Criminal law Bills renaming is needless meddling

Criminal law Bills renaming is needless meddling

Criminal law Bills renaming is needless meddling


Recent Parliament sessions have witnessed the introduction of three new Bills, sparking discussions not about their content, but about their names. The Indian Penal Code has now transformed into the Bharatiya Nyaya Sanhita, the Code of Criminal Procedure into Bharatiya Nagarik Suraksha Sanhita, and the Indian Evidence Act into the Bharatiya Sakshya Bill. While the focus here isn’t on the controversies surrounding the Bills’ content, it lies in the unfamiliar and tongue-twisting names. This linguistic dilemma not only raises acceptability concerns but also contradicts Article 348 of the Constitution, which mandates authoritative texts to be in English. Although the Bills’ content is in English, their Hindi titles defy the constitutional decree.


GS-02 (Constitutional Amendments)


  • Article 348
  • Indian Penal Code (IPC), 1860, the Code of Criminal Procedure (CrPC), 1973 and the Indian Evidence Act, 1872, Criminal Justice System reforms India.
  • Bharatiya Nyay Sanhita Bill 2023, Bhartiya Nagrik Suraksha Sanhita Bill 2023, Bharatiya Sakshya Bill 2023.
  • Criminal justice reform recommendations
  • Vohra Committee, Malimath Committee, Madhav Menon Committee.
  • Supreme Court directives on police reforms.

Mains Question :

  • Discuss the implications of naming recent Bills in Hindi while maintaining their content in English, highlighting the tensions between linguistic diversity and legal uniformity in India. (150 words)

Dimensions of the Article:

  • Language Dynamics and Legal Landscape
  • Linguistic Diversity and Cultural Significance
  • Majoritarianism in Play
  • Championing Unity or Imposing Identity?
  • Constitutional Conundrum

Language Dynamics and Legal Landscape:

  • The language debate has historical roots, stemming from fervent deliberations during the Constituent Assembly. This led to provisions in the Constitution and the Official Languages Act.
  • Presently, English retains its status as an official language, contingent upon State Legislature and Parliament resolutions for its discontinuation.
  • However, aiming for prominence on the global stage while relegating English seems paradoxical.
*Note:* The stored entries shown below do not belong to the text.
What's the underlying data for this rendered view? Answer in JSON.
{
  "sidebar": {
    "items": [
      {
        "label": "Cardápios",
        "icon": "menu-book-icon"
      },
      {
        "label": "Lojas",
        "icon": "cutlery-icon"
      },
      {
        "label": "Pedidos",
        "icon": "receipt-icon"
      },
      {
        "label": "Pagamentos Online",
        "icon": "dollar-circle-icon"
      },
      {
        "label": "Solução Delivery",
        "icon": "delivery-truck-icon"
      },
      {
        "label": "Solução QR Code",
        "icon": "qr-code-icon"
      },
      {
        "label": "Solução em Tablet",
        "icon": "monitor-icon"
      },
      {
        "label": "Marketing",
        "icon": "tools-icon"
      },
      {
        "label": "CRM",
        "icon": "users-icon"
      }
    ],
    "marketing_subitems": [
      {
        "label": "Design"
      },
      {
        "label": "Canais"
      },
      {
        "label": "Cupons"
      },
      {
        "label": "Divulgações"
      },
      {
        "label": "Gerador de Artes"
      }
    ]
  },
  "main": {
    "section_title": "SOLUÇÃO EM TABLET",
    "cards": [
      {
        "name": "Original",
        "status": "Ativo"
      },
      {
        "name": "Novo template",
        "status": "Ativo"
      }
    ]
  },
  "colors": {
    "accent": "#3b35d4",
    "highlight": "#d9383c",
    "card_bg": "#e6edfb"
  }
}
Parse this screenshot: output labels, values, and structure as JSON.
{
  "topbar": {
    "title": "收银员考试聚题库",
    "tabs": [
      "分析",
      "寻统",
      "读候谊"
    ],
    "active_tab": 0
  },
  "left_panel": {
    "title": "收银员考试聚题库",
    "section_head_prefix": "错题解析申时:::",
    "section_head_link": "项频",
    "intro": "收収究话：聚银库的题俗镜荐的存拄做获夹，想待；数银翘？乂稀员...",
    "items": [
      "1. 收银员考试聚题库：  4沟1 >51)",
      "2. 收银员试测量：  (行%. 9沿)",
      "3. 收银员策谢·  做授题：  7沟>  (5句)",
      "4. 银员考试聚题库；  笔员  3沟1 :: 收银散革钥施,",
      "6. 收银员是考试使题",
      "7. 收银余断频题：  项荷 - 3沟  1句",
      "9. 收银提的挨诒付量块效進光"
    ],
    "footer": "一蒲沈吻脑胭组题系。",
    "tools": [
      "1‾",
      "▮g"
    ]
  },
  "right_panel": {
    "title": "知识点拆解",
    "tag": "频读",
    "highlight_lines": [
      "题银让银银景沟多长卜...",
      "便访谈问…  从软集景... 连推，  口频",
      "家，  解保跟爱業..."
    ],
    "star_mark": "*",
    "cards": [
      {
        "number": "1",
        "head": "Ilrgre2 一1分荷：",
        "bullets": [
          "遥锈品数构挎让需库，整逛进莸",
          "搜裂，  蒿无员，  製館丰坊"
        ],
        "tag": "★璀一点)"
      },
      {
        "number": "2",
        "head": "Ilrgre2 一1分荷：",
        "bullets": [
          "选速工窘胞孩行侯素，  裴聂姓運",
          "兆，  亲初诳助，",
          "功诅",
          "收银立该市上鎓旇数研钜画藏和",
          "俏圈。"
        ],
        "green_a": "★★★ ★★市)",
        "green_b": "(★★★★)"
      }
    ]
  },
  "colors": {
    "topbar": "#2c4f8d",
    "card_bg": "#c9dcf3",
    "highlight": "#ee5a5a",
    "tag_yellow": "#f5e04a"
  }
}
Linguistic Diversity and Cultural Significance:

  • India’s linguistic diversity, often a catalyst for protests and movements, hinges on strong emotional ties. The very division of India into States based on language exemplifies language’s intertwinement with identity.
  • Recall the upheaval in Maharashtra, Tamil Nadu, West Bengal, Punjab, and Karnataka during the 1960s when Hindi dominance was challenged.
  • The imbroglio persists; language is integral to culture. The imposition of Hindi-titled Bills by the Union Government might appear as a bid to impose the majority’s linguistic culture on minorities.

Majoritarianism in Play:

  • Non-Hindi speakers’ concerns are fueled by contemporary events. Assertions by influential figures that Hindi should soon become the ‘national language,’ along with Hindi-only forms in institutions like Indian Railways, raise eyebrows.
  • The initial draft of the National Education Policy 2020, perceived as pushing for Hindi imposition, drew opposition.
  • Statements by the Union Home Minister linking Hindi to nationhood ignite tensions, reinforcing the perception of Hindi’s privileging over other regional languages.

Championing Unity or Imposing Identity?

  • The assertion that Hindi’s numerical superiority justifies its supremacy over languages like Bengali, Tamil, Telugu, Kannada, and Odia echoes majoritarianism.
  • This notion of assimilation contradicts constitutional values of inclusivity, diversity, and respect.
  • The Constitution places the prerogative of shifting from English to Hindi as an official language with non-Hindi-speaking States. Naming Bills in Hindi infringes upon this position, fanning the flames of a long-standing debate.

Constitutional Conundrum:

  • Furthermore, English serves as the language of law and courts, including the High Courts and the Supreme Court. Judges are transferred across regions, statutes are read in English, and the common law system relies on precedents documented in English.
  • Maintaining clarity and precision in legal proceedings hinges on English, while adopting colloquial or Sanskritized Hindi terms is needless complexity. Referring these Bills to the Home Affairs Committee rather than the Law and Justice Committee seems counterintuitive.

Way Forward:

  • The Parliamentary Committee tasked with reviewing these Bills should prioritize altering their names to reflect their English content, respecting India’s linguistic diversity while upholding legal clarity.


  • The nexus between linguistic diversity, legal uniformity, and cultural sensitivity is inescapable. Recent developments in naming Bills in Hindi yet maintaining their content in English challenge this delicate balance. As India aspires to shine on the global stage, reconciling language dynamics with constitutional values remains a formidable endeavor.